화학공학소재연구정보센터
Energy & Fuels, Vol.27, No.8, 4290-4301, 2013
Comparative Performance and Cost Assessments of Coal- and Natural-Gas-Fired Power Plants under a CO2 Emission Performance Standard Regulation
State and federal governments are considering performance standards to limit carbon dioxide (CO2) emissions from new fossil-fuel-fired electric-generating units. This study employs a newly developed computational tool to compare the performance and cost impacts of applying a technology-neutral CO2 emission performance standard to pulverized coal (PC) and natural gas combined cycle (NGCC) power plants and to evaluate the role of CO2 utilization in accelerating carbon capture and storage (CCS) deployments. We explore the impacts of performance standards between 1000 and 300 lb of CO2/MWh gross, a range more stringent than the recently proposed standard by the United Stated Environmental Protection Agency (U.S. EPA).
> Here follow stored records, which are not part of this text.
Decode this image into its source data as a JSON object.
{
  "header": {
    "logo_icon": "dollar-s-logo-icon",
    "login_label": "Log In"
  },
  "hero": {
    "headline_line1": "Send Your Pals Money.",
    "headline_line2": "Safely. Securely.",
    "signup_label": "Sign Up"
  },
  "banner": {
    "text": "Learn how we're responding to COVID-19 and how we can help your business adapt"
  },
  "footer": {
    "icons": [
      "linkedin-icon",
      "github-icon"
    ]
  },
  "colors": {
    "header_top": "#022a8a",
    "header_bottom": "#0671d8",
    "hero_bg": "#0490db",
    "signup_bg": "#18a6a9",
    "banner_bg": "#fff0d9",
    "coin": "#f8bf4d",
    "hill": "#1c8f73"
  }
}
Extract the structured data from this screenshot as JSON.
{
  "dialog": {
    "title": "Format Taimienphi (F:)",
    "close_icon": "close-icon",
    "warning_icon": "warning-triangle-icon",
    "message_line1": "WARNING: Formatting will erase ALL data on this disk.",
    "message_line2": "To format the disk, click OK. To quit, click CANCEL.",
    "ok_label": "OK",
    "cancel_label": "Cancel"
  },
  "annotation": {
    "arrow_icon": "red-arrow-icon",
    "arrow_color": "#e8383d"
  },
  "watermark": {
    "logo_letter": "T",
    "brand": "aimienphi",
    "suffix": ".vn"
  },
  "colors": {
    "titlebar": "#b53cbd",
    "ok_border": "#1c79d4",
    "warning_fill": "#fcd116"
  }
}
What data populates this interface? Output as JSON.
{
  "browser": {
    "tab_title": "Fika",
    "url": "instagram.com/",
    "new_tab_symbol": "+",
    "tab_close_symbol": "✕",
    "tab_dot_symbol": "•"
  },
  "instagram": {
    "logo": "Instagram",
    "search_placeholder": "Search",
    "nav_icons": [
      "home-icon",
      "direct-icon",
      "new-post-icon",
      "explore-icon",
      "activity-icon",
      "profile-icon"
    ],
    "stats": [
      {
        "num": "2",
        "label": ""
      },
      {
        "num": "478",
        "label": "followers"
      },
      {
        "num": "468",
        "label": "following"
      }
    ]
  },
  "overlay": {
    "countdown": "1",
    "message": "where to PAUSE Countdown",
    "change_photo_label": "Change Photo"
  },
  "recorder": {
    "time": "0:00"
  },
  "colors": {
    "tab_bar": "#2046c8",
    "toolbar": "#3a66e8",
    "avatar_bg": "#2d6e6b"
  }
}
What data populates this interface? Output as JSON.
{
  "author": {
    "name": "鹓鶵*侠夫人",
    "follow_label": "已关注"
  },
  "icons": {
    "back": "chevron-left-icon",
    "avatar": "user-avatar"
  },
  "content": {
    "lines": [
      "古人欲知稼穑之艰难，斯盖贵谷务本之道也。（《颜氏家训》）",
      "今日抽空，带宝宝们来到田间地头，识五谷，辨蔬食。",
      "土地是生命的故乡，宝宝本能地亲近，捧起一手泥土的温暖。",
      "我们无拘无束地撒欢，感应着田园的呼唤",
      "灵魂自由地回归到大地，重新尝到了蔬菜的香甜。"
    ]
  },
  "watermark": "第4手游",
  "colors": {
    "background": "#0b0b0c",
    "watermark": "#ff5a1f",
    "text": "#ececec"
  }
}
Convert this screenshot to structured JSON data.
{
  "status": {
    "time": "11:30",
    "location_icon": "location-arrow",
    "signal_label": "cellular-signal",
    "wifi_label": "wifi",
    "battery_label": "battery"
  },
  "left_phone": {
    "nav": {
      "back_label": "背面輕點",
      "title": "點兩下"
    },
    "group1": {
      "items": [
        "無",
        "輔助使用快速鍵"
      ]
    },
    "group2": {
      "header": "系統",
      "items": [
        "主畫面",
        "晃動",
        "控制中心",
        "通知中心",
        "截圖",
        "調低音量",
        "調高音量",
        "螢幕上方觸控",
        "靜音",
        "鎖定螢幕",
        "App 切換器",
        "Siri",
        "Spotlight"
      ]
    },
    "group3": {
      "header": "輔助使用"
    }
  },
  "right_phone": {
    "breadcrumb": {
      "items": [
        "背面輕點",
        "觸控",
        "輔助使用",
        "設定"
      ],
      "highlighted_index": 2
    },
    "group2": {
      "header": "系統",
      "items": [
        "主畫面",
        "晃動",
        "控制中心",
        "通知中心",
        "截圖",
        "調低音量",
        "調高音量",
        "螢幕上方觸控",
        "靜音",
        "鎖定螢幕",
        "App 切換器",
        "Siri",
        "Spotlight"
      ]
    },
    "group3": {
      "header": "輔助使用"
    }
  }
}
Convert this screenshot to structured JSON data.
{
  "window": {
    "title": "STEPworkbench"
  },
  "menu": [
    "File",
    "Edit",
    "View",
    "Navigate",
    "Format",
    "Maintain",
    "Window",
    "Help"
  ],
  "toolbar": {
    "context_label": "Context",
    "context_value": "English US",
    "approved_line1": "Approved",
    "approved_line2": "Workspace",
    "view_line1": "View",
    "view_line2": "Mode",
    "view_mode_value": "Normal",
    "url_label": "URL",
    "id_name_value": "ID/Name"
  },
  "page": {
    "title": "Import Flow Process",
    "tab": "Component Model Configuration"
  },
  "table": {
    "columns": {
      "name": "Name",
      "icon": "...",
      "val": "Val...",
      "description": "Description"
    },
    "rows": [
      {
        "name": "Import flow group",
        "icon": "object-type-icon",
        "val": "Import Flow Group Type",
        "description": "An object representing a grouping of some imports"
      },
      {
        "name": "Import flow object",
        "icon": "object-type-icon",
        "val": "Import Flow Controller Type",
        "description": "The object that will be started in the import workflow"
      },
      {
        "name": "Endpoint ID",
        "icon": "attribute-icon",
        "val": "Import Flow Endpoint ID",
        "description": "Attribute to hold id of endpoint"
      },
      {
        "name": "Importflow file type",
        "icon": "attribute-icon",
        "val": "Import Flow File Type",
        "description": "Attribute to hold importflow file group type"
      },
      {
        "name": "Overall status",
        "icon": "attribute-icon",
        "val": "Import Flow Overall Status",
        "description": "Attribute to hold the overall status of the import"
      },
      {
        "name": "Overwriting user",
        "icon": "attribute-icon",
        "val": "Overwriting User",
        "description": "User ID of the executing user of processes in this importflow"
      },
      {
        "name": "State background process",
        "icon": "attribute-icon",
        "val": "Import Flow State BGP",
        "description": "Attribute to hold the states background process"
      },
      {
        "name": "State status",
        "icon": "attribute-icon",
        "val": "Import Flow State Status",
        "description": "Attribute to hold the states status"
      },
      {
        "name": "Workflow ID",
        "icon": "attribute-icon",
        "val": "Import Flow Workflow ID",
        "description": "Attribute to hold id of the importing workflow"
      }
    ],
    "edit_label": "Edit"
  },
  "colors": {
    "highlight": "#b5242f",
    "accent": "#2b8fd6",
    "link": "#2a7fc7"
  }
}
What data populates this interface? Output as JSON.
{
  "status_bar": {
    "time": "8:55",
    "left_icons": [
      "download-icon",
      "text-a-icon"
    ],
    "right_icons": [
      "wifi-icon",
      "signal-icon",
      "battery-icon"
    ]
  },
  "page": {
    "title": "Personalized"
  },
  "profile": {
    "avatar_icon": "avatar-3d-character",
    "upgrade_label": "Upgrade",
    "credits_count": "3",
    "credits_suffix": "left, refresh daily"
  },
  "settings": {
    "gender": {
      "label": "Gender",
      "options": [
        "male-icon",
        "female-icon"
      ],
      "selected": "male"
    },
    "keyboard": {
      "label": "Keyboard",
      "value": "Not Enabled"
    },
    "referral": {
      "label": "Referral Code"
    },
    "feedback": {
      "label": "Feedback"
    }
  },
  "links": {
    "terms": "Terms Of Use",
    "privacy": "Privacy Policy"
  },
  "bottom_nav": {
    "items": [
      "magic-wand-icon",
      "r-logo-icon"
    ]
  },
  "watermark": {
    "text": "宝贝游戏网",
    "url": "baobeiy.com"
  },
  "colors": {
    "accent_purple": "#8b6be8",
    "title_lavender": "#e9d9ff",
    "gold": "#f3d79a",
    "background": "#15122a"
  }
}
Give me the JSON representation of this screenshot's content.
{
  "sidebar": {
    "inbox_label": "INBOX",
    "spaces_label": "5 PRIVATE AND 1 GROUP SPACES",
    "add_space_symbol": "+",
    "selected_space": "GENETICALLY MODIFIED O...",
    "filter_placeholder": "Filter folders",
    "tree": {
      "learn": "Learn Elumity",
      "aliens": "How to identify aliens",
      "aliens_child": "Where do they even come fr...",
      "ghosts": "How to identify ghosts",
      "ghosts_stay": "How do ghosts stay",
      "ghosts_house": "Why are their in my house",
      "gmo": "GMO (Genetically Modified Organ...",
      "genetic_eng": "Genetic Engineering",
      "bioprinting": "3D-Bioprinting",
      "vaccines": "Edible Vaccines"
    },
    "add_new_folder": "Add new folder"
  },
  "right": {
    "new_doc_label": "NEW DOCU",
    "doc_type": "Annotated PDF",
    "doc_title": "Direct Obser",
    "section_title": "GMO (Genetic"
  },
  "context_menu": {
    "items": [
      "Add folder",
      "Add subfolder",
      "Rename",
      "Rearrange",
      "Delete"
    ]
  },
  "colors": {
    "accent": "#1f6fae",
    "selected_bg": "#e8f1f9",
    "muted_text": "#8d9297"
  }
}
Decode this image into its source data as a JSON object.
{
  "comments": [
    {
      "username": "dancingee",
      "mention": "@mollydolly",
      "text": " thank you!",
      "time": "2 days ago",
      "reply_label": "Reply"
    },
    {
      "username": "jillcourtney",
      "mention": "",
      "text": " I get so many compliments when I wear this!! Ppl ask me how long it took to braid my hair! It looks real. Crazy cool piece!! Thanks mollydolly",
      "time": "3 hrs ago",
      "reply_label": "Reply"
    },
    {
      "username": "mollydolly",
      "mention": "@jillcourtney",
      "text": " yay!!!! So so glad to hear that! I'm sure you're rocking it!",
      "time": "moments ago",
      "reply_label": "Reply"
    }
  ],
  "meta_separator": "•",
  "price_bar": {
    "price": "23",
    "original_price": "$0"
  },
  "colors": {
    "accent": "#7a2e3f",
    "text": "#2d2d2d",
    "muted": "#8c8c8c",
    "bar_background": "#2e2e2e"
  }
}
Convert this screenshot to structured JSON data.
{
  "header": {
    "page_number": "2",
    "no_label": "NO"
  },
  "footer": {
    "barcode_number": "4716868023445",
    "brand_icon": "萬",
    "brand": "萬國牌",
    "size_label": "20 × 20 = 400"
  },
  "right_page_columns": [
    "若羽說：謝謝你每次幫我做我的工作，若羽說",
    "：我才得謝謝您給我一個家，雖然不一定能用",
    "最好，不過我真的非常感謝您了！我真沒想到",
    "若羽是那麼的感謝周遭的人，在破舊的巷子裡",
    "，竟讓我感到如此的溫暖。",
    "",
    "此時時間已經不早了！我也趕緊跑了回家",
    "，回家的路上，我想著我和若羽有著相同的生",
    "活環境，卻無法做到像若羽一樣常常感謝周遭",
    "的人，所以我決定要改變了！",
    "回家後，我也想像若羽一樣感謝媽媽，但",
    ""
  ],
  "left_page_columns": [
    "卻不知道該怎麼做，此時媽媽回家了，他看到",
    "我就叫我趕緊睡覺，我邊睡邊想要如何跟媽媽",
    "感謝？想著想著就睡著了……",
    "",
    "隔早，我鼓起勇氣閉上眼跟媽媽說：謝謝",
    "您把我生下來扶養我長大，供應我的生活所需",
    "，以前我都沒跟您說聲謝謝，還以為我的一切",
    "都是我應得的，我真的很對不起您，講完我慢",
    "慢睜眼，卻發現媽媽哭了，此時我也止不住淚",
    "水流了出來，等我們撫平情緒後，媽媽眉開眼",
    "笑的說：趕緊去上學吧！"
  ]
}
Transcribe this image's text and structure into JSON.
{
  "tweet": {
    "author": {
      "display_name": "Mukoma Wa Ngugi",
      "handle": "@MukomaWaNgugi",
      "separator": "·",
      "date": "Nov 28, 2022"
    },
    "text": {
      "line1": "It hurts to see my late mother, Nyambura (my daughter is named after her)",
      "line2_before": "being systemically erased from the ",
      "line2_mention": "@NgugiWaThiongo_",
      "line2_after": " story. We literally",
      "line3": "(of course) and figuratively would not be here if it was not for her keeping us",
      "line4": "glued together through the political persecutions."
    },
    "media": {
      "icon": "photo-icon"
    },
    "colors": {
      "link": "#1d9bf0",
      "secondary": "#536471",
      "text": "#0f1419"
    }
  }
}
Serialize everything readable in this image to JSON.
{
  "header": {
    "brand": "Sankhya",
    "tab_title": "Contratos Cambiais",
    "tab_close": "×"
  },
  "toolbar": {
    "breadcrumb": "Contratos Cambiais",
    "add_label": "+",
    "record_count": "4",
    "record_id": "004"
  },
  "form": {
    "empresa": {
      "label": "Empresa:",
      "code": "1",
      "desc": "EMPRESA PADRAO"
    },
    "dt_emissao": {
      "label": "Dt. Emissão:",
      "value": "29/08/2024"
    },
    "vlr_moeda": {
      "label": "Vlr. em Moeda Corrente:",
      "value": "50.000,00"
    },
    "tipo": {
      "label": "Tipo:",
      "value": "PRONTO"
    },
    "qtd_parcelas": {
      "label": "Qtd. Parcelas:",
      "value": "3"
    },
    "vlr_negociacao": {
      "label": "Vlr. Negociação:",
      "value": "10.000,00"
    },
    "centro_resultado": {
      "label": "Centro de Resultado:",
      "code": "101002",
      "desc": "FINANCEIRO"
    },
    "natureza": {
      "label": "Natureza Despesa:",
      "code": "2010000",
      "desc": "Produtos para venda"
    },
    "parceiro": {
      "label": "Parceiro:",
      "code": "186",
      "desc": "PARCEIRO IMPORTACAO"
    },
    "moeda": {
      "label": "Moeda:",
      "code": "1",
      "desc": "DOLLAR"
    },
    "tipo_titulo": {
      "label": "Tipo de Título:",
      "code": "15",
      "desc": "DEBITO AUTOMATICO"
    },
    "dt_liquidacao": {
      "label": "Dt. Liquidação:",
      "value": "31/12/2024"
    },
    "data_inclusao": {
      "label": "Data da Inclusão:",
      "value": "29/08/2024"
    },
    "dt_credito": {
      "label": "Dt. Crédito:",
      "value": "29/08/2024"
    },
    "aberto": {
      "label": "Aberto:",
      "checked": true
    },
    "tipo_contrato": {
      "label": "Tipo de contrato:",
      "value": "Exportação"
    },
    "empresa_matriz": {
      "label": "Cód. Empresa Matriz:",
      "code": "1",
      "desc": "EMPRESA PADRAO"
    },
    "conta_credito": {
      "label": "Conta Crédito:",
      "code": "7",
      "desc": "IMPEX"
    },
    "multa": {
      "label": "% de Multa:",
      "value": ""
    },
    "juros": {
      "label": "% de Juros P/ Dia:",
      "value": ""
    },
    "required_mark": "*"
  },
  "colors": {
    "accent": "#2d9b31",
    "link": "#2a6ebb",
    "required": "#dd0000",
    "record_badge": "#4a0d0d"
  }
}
Meeting such standard would require CO2 emission reductions of roughly 45-85% for new PC baseload plants and 0-65% for new NGCC baseload plants. Adding current amine-based CGS to meet these standards increases the plant levelized cost of electricity by 35-66% for PC plants and 0-26% for NGCC plants. On an absolute basis, meeting the most stringent standard of 300 lb/MWh gross would add $38.9/MWh to the cost of the PC plant but only $16.5/MWh for the NGCC plant. This cost advantage of NGCC plants relative to PC plants is strongly affected by plant capacity factor and natural gas price and could be diminished by gas prices above approximately $9.0/GJ for new baseload plants subject to a range of performance standards. Our analysis of the enhanced oil recovery (EOR) option shows that, at a price of roughly $40/metric ton of CO2, the revenue from selling the captured CO2 for the EOR could fully offset the capture cost for PC plants. Higher CO2 prices would be required to fully pay for CO2 capture at NGCC plants. Using the captured CO2 for EOR thus would facilitate continued coal use for low-carbon electricity generation, even under the most stringent performance standard modeled.